Print Friendly, PDF & Email

Sometimes I feel that the only assured reward for clear thinking is frustration. It is fruitful to you when you practice it, but will generally go unappreciated and thrown in the dung heap with every other opinion. People only care if you agree or not, and not generally WHY. I think it safe to say the majority of people have never considered any of this and will just assume you, like them, are throwing facts on top of opinions instead of the other way around.

Maybe it’s my upbringing. I was uber-logical as a child, but then came Eastern thought at the start of my tweens. Eastern scientific process (yes, there is such a thing, and I’m doing a presentation on this next March) is in a way the opposite of the West.

In the West, we make a cursory observation, hypothesize, and test. Intellectually this means finding proof for or against the hypothesis, and all the bias that may entail and need to be minimized.

In the East, we observe, and build on the observation, forming the hypothesis at the end, not near the beginning. The mind is kept open and fluid, where revision is part of the overall process, not a brick in the all of trial and error.

It’s like putting together a puzzle, not forcing shapes into holes. Deconstruction versus synthesis, etc..

What this means intellectually is that I generally and purposely do not have opinions on things before I research them, rather than start with an opinion and then spend all my energy fighting the almost unavoidable subjectivities of confirmation bias. (And again, most people have never even given this any such thought, and are stuck with the first uninformed opinion they “choose” bolstered by half-truths even unto the grave.)
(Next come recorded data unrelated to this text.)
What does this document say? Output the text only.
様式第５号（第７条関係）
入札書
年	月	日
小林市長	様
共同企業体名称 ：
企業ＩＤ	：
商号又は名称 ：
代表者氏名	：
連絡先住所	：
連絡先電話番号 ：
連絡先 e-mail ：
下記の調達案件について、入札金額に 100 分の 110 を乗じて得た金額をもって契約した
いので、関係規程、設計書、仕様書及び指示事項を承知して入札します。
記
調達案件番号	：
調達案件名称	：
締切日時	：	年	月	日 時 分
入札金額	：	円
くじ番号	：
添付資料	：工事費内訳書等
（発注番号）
That’s why I change my mind sometimes. Not because I want to, but BECAUSE I CAN and am mostly or entirely willing to conform to facts as they arise.

But the reward is still being told “you just believe what you want to believe” when you’ve written off that luxury long ago. Sure, some beliefs are by their nature more (or even entirely) subjective, and therefore rightfully a choice. But intellectually, some of us choose not to believe — or disbelieve — most things until we take a closer look. While others “think” many assertions are obviously true or not based on gut instinct, we hesitate because we take the time to consider “is this really true?” and they just wonder if we’re idiots for not just accepting their unfounded, unexamined conclusions.

The hardest thing of all is putting aside the assumptions any one person at any on time is doing one of the other of these. We want to assume people are stubbornly clinging to manipulated opinions based on media-fed facts. And I would suggest most of the time we’d be right. But if we do NOT assume that, we at least have a chance to acknowledge those people and times they ARE making an assertion based on clear thinking.

It doesn’t mean you have to agree with their analysis, but you can usually benefit from an understanding of their analysis — facts and reasons you may have missed, or a different, yet reasonable way to weigh some of the facts and arguments.

But we will never break this barrier between debate and dialectic unless we start, openly, with the single word — WHY.